Until the recent COVID-19 restrictions, the number of Vermont homes used as short-term rentals has ticked up each year, according to a recent analysis by Vermont Housing Finance Agency. In a typical month last year, about 8,000 homes were listed as short-term rentals across the state. Largely located in towns located near Vermont ski areas, homes rented for short-term stays comprise about 2.5% of the state’s total housing stock, according to data from AirDNA, a service that aggregates listings from Airbnb, VRBO, and other popular short-term rental companies.

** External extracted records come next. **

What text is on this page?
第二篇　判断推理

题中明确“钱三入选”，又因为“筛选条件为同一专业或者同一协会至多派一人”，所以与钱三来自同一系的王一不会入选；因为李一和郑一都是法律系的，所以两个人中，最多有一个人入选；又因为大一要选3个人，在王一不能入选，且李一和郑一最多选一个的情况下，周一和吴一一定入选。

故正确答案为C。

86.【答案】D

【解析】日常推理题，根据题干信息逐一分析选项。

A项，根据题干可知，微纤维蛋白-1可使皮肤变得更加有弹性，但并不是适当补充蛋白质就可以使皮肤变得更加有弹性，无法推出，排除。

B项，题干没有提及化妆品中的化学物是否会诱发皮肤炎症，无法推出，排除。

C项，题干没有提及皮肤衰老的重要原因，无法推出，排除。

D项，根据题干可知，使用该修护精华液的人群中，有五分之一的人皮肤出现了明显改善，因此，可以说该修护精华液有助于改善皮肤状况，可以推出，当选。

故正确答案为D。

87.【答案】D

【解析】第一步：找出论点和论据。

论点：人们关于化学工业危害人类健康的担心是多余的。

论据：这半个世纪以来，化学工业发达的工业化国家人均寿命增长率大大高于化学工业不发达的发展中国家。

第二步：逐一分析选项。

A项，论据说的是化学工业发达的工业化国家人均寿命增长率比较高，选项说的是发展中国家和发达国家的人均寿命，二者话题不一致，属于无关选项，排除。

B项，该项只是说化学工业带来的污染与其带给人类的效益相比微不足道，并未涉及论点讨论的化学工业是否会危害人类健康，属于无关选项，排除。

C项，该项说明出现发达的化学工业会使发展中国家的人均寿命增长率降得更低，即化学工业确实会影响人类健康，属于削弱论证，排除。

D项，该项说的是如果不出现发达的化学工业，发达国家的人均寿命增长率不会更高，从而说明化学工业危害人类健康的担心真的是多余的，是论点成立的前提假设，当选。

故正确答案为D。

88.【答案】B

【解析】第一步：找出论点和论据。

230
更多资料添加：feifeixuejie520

Vermont Housing Finance Agency (VHFA) analyzed five years of short-term rental data as part of the 2020-2025 Vermont Housing Needs Assessment. The assessment was conducted for the Vermont Department of Housing and Community Development who is responsible for the state’s consolidated planning for housing programs. Most of the data used in the assessment, including information about short-term rentals, is available at the state, county and town level on the Vermont Housing Data website which is updated throughout the year by VHFA.
“Knowing how many Vermont homes are available as short-term rentals is critical to identifying changing patterns in property usage and all the factors that impact the housing market," remarked Josh Hanford, Commissioner of the Vermont Department of Housing and Community Development. “This assessment and the new online data tools will help us monitor trends and inform our ongoing work to address housing needs throughout the state,” Hanford explained.
The number of Vermont homes used in a typical month as short-term rentals increased by 12% between 2018 and 2019. Short-term renting of entire homes is a relatively recent practice in Vermont. In 2015, just over 1,000 homes statewide were listed as short-term rentals, according to AirDNA.
During the first half of May 2020, industry analysts reported an upturn in short-term rental bookings in large U.S. tourist destinations. If this pattern also holds true in Vermont, the COVID-19 pandemic is not likely to thwart the increasing popularity of Vermont short-term rentals.
Short-term rentals generate substantial economic activity for Vermont, for the hosts of the units, surrounding communities as guests visit shops, restaurants, and other businesses. On the biggest earning weekends in 2019, Vermont Airbnb hosts earned $15.1 million and served about 69,800 guests, according to paper published by Dartmouth University students earlier this month.
“Our assessment revealed that many of the short-term rental homes in Vermont are listed on AirBnB and similar sites only for selected nights each month,” remarked VHFA Executive Director Maura Collins. This can occur if a homeowner lists a home that is their primary, year-round residence as a short-term rental to tap the home’s earning potential as temporary lodging while the owner is away. “In these cases, short-term renting is not edging out a year-round renter, because the home is the primary residence of the owner,” Collins explained.
In a typical month, an estimated 2,700 Vermont homes are listed as short-term rentals for selected nights, but not for the entire month.
“Where we grow concerned is when we see that an owner can rent a home for just five nights before earning more than a landlord can earn in a month, housing Vermont’s workforce,” Collins continued. “We are excited we can now help the state hone in on the potential housing market impacts of short-term rentals,” she said.
In 2019, an estimated 5,300 homes, 1.8% of all Vermont homes, were used consistently throughout a typical month as short-term rentals. By comparison, 17% of the state’s housing stock is comprised of seasonal homes, according to Census Bureau estimates as of 2017. Next to Maine, this is the second-highest rate of seasonal homes in the nation.
Despite the growth of Vermont’s stock of seasonal homes, the number of homes occupied by year- round residents has changed very little since 2010, according to the 2020-2025 Vermont Housing Needs Assessment.